The study says the scarcity of young clients helps explain why the average age of advisory clients was 64.2 years in 2017, up from 63.6 in 2014. “While money is gradually shifting to younger generations, the lack of new account openings and the climbing average client age are early signals that without market appreciation, advisers could face significant headwinds in the future with respect to asset growth,” the study says.

Bay Street seems to understand it has a millennial problem. The Ontario Securities Commission recently issued a study aimed at starting a conversation about how to better serve the needs of today’s young adult investors. From the perspective of PriceMetrix, part of the problem is that the advice business has focused more in recent years on serving larger accounts. “Full-service advice is more discerning now in terms of who they let in,” said Patrick Kennedy, a co-author of the study. “There’s been a broad industry trend to work with more affluent clients over the last decade or so and in many cases that meant effectively sending younger clients who didn’t have the assets to other channels.”

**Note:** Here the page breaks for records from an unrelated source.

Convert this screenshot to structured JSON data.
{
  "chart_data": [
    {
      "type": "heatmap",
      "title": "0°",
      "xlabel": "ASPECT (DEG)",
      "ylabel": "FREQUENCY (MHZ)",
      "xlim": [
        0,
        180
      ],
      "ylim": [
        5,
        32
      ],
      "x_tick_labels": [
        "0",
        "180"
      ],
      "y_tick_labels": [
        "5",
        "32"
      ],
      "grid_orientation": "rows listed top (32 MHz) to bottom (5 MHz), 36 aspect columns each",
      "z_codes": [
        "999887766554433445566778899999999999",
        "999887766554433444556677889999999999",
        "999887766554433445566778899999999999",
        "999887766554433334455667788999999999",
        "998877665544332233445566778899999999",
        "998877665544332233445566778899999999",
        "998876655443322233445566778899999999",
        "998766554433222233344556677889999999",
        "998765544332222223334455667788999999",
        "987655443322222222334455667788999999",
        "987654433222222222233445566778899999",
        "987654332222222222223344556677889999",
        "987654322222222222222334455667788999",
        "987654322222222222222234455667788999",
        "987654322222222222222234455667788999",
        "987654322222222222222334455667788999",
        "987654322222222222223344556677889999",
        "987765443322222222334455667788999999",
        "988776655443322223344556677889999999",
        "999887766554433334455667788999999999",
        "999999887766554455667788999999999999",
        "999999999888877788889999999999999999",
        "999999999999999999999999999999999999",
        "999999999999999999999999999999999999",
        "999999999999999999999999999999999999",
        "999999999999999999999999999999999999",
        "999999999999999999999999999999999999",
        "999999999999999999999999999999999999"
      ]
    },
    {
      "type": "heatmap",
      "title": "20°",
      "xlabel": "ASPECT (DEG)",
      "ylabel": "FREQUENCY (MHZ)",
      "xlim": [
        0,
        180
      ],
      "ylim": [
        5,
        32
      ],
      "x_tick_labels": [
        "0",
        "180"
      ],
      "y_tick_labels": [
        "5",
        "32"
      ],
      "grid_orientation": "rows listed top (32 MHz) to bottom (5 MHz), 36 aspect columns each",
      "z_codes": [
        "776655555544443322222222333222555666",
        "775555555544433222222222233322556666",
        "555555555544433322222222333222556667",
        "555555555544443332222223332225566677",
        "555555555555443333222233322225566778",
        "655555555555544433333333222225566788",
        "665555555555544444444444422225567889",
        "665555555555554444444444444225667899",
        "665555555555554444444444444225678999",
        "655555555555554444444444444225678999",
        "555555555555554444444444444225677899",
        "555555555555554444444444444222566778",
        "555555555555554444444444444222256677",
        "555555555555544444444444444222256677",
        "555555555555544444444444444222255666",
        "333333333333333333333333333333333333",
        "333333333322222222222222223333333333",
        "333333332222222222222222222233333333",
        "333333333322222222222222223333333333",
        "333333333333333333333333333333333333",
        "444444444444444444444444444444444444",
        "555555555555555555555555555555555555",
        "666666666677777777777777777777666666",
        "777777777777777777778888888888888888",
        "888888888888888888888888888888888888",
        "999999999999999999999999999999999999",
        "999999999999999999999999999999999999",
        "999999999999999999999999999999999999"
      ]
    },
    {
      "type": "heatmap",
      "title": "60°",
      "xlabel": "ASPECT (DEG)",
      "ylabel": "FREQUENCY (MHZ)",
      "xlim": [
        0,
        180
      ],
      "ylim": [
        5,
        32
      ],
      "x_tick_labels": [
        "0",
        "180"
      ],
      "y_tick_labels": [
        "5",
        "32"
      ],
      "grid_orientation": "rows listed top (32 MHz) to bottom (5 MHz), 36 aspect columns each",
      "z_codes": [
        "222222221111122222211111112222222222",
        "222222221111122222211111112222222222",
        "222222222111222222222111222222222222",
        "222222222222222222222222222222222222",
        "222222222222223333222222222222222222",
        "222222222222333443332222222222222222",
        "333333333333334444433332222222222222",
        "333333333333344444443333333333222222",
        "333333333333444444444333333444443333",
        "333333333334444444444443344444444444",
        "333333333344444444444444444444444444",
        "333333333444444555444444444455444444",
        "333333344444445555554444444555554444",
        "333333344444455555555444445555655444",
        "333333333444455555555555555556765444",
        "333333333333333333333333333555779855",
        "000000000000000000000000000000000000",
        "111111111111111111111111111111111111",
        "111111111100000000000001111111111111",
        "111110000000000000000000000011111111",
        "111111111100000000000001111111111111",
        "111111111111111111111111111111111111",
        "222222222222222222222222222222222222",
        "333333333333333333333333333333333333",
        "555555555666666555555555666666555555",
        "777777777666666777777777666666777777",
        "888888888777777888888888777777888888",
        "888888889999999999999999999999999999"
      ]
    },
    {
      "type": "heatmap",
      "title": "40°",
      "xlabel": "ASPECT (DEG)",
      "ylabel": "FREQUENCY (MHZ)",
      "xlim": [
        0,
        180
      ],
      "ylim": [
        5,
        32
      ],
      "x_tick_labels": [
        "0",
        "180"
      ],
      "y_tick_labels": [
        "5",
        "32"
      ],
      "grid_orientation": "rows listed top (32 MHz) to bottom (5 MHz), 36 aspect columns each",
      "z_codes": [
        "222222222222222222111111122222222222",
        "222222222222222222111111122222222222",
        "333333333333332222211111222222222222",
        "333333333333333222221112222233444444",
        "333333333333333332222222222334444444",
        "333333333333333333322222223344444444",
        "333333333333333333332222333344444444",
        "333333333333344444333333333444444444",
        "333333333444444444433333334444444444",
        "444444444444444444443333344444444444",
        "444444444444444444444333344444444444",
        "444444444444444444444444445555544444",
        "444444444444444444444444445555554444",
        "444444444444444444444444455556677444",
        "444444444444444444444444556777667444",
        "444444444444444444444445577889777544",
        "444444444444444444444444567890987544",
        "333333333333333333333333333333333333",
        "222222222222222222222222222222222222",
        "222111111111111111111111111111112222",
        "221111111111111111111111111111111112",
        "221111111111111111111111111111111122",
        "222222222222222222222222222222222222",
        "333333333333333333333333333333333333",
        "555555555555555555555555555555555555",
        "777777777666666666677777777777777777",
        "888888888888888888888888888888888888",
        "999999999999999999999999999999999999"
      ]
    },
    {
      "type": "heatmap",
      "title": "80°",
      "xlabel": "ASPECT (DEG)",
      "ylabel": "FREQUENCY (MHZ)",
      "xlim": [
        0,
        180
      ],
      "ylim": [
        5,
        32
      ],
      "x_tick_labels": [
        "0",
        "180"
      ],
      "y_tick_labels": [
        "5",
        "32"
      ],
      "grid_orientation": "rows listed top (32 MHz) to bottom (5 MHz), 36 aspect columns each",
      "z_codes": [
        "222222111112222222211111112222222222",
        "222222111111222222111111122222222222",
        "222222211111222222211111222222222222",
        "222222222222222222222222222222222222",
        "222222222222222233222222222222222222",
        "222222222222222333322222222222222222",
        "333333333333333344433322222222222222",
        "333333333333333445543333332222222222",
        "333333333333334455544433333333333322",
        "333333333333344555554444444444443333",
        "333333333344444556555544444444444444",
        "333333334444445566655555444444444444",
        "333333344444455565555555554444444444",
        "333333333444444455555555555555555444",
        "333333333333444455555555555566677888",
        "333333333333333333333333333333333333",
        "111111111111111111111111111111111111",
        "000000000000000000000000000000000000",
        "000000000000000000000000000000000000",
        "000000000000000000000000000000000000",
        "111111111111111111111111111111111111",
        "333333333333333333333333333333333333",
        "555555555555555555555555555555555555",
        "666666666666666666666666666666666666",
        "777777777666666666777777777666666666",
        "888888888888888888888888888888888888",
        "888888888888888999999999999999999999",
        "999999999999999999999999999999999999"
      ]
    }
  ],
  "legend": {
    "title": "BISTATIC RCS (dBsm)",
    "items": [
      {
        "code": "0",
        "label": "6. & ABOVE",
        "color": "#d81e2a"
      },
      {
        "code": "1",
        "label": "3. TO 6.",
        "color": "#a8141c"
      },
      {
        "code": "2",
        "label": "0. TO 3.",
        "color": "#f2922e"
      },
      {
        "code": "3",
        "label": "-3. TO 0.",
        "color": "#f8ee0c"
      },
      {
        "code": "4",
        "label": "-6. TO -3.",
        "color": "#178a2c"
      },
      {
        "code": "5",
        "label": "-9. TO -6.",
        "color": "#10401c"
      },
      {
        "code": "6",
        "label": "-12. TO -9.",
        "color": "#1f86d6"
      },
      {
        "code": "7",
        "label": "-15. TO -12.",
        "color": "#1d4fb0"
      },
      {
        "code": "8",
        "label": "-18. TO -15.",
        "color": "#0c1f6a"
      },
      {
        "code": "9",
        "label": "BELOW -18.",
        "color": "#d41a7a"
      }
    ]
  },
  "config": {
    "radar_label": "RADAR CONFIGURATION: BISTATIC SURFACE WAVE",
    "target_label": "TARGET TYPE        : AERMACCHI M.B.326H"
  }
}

The utter lack of growth in business from millennials in the past four years suggests a broader problem that may have two distinct parts. One appears to be an inability to connect with tech-savvy, cost-conscious young adults who seem more willing than previous generations to question the status quo. The second part may relate to how millennials are faring in the economy. As noted in this article I wrote last year, young adults are having a tough time building careers. Because of job uncertainty, they may be more focused on saving for the near term than investing for the long term.

Finally, expensive housing may also be keeping millennials from committing their money to investments. Saving for a down payment and then adjusting to home ownership and daycare costs means not much money is left over to invest.

Millennials may simply take longer than expected to become candidates for full-service investment advice. The question for the advice business is whether it wants to sit back and wait for that to happen, or figure out a way to start reaching out to the young-adult audience right now.